A day after two people including a tribal woman were shot dead by police as they were trying to rescue a forest official from a mob led by teakwood smugglers, police on Tuesday implicated the tribals for inciting the violence.
The two tribals were killed after personnel of the Special Task Force (STF) opened fire to rescue the forest official when the villagers tried to set him ablaze in Chhindwara district on Monday.
Police on Tuesday blaming the tribals of inciting violence, registered an attempted to murder case under sector 307 of the Indian penal code against the villagers.
Police had earlier registered a murder case under section 302 of the IPC against 'an unidentified forest official' in connection with the firing.
Read: Two killed in police firing in Chhindwara in Madhya Pradesh
The violent incident took place in the Gulsi village some 50km from the district headquarters, police said.
A team of forest officials had gone to Gulsi village to seize illegally felled teakwood, when villagers started pelting stone on the team, said Chhindwara superintendent of police Mithilesh Shukla.
The villagers had caught hold of a forest official and tried to set him ablaze after dousing him with kerosene, when the STF personnel accompanying the forest team were asked officials to open fire into the air to control the situation, and save the official, said Shukla.

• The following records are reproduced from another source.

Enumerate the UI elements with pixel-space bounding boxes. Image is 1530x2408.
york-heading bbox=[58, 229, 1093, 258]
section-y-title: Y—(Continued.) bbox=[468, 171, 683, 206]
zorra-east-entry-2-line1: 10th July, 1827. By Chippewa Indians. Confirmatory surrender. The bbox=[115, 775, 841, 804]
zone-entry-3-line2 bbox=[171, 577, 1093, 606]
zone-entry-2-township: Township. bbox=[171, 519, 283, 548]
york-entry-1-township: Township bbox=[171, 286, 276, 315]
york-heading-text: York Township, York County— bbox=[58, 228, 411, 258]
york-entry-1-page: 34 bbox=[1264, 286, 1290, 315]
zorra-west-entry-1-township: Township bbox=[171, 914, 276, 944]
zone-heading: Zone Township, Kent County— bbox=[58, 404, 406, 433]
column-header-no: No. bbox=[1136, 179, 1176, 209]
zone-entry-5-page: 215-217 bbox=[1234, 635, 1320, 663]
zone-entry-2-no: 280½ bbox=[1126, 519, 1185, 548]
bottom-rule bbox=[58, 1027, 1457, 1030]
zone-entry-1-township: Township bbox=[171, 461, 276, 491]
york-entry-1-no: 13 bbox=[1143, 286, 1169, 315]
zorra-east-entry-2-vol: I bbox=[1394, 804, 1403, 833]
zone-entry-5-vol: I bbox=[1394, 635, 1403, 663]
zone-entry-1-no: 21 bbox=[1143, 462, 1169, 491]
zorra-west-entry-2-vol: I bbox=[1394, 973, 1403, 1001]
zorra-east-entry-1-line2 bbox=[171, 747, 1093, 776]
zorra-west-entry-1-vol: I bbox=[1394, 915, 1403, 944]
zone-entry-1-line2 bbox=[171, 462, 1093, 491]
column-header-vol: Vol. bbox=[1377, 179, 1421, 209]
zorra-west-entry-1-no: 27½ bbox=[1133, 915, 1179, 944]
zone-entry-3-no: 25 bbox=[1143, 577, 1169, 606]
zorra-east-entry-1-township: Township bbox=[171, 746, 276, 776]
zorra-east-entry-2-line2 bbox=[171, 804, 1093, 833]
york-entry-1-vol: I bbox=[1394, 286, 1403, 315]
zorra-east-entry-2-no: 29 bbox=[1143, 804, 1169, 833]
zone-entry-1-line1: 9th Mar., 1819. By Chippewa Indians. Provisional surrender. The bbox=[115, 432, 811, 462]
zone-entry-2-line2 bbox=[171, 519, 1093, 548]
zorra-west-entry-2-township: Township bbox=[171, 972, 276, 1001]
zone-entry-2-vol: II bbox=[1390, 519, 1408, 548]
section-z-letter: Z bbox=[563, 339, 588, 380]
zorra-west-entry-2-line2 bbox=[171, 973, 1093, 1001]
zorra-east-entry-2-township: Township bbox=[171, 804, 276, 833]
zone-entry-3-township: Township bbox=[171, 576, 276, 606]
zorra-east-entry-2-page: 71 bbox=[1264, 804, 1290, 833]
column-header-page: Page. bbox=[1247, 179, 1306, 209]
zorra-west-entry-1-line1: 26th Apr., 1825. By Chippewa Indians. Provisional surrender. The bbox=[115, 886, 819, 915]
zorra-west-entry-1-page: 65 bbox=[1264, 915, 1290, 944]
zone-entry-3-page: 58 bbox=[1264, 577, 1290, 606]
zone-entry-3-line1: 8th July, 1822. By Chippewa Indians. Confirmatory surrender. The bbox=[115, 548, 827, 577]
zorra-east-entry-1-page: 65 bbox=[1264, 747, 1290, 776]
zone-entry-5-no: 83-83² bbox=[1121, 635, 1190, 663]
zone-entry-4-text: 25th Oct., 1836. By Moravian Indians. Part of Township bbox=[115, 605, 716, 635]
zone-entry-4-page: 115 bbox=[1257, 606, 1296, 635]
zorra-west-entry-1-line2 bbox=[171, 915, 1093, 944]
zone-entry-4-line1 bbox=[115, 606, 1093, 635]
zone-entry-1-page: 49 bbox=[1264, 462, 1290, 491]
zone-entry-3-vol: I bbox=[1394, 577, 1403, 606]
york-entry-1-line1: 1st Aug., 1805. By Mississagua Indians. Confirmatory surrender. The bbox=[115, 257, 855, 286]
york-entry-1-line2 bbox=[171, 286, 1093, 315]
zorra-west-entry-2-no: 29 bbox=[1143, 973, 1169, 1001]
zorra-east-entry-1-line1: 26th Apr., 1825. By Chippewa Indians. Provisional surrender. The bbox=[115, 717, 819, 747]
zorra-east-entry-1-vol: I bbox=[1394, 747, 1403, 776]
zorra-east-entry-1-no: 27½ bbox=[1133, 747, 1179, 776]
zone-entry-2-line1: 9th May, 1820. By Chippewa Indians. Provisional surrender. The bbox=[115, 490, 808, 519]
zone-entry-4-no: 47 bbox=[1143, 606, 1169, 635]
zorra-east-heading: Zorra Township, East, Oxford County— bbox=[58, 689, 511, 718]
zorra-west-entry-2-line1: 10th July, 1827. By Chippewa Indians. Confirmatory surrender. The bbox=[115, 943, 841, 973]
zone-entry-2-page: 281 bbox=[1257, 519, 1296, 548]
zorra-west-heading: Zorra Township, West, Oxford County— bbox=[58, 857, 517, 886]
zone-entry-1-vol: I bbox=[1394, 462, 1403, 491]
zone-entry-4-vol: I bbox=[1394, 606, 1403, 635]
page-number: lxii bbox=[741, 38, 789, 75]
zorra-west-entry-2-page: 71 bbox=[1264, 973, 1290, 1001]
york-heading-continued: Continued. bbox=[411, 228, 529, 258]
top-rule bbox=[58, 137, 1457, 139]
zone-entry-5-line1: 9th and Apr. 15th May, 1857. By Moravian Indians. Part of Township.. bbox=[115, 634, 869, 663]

The SP said it was not clear whether the two tribals had died from police bullet or bullets fired by the tribals.
Villagers, however, denied having fired at anyone saying that it was a habit of the forest officials to target them.
Forest officials conducted house-to-house searches without warrants, which led to the clashes, said villagers.
Police said villagers involved in illegal teakwood smuggling often attack forest officials during raids.
"An inquiry has been ordered in the case," said deputy inspector general of police Umesh Joga.
The district collector has ordered a magisterial inquiry.
Terming the killing of the two tribal as unfortunate, chief conservator of forest (CCF) Chitranjan Tyagi said the forest department was trying to find ways to improve the economic condition of the tribals.
"The conflict is common between residents and forest guards. I think economic condition of villagers is responsible for the incident as their livelihood depend on illegal felling of trees," said Tyagi.
Meanwhile, the state Congress leaders, condemning the killings have demanded a high-level inquiry into to the firing.
"It is a very serious incident and a judicial probe should be conducted to ascertain the circumstances that led to the incident," said state Congress vice-president Manak Agarwal.